Auto fahren: gern und mit Ausdauer und Ambitionen. Aha. Das Karma setzt sich in Gang, die Prophezeiung aus Kiruna wird wahr?…
Sechster Akt: der Bogen in der Karriere
Bewerbung bei Bernmobil. Vorläufige Einstellungszusage. Medizinischer und psychologischer Eignungstest. Theorie Kategorie D (Car/Bus). Fahrschule Kat. D., Prüfung, Training im Netz, und jetzt fahren.
Epilog
Was ich noch nie hatte, aber jetzt geniesse:
Wenn der Dienst vorbei ist, ist wirklich Feierabend. Ich habe noch nie am Abend oder Wochenende oder in den Ferien gedacht, „Ohje, ob die Linie 31 wohl wieder verspätet ist?“
Ob als Student, Doktorand, Dozent oder Project Manager: es gab immer Arbeit, die zuhause und in der eigentlich freien Zeit gemacht werden wollte.
Wenn der Dienst vorbei ist, ist er vorbei. Ich habe etwas erledigt und abgeschlossen, die Fahrgäste sind froh und dankbar (und sagen das auch erstaunlich oft). In allen bisherigen Jobs war eine Arbeit nie fertig; es war immer etwas offen und meistens verspätet und dringend.
Oft, eigentlich fast jeden Tag, denke ich so eine halbe Stunde nach Dienstbeginn, „das hier ist eigentlich noch ein cooler Job.

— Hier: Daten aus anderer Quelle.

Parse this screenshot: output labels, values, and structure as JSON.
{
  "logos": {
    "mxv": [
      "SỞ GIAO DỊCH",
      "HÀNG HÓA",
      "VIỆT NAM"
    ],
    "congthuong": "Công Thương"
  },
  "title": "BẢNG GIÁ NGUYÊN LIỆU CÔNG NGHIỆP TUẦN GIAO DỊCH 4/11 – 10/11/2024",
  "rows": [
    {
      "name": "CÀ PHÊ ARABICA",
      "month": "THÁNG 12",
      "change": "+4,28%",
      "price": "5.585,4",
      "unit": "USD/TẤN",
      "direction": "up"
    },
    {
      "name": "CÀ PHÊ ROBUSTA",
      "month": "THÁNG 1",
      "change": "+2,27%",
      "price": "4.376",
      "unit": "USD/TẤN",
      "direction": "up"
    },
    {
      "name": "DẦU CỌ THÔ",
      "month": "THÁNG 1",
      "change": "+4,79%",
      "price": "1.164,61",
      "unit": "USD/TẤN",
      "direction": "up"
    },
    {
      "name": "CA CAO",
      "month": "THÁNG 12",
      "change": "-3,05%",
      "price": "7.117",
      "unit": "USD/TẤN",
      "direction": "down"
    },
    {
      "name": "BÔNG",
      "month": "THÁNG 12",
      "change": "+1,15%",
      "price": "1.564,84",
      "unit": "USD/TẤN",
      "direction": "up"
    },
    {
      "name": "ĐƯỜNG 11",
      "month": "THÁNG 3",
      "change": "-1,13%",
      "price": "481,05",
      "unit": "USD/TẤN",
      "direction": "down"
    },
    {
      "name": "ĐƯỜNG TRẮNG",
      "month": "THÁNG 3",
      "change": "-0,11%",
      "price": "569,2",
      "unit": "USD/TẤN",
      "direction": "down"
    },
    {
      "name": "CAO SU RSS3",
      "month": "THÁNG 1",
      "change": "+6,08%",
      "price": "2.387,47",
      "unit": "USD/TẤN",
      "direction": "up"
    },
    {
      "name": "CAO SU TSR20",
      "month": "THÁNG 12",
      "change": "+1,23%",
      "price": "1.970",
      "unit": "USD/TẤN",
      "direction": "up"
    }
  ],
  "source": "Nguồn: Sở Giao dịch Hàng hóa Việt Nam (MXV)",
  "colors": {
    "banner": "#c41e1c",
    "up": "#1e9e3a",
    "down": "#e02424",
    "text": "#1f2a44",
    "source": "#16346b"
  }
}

Ich sitze vorn, klimatisiert, höre stundenlang Blogs und Spotify, bin nett zu anderen Chauffeuren, den Velofahrern, Autofahrern und Fahrgästen, freue mich, dass sie sich freuen, sehe mir die Gegend und die Leute an, und hab Freude an dem, was ich da mache.
Peace of mind.
Lieber Kollege. Wie Du weisst, hat mich das Leben auch auf dem falschen Fuss erwischt. Auch ich durfte die Vorzüge von Bernmobil erfahren und bin seit 6 Wochen als Tramchauffeur unterwegs. Ich kann deinen Worten nur zustimmen. Ich hatte noch nie so einen sozial eingestellen Arbeitgeber und einen Job der mir so viel Spass macht. Warum habe ich das erst 2020 geschafft? Das nächste Ziel ist noch die Ausbildung zum Buschauffeur. So kann ich zwischen Schiene und Strasse switchen.
Vielen Dank, Harry! Tram würde mich auch noch reizen. Aber wir beide sind recht weich gefallen, denk ich. Und happy.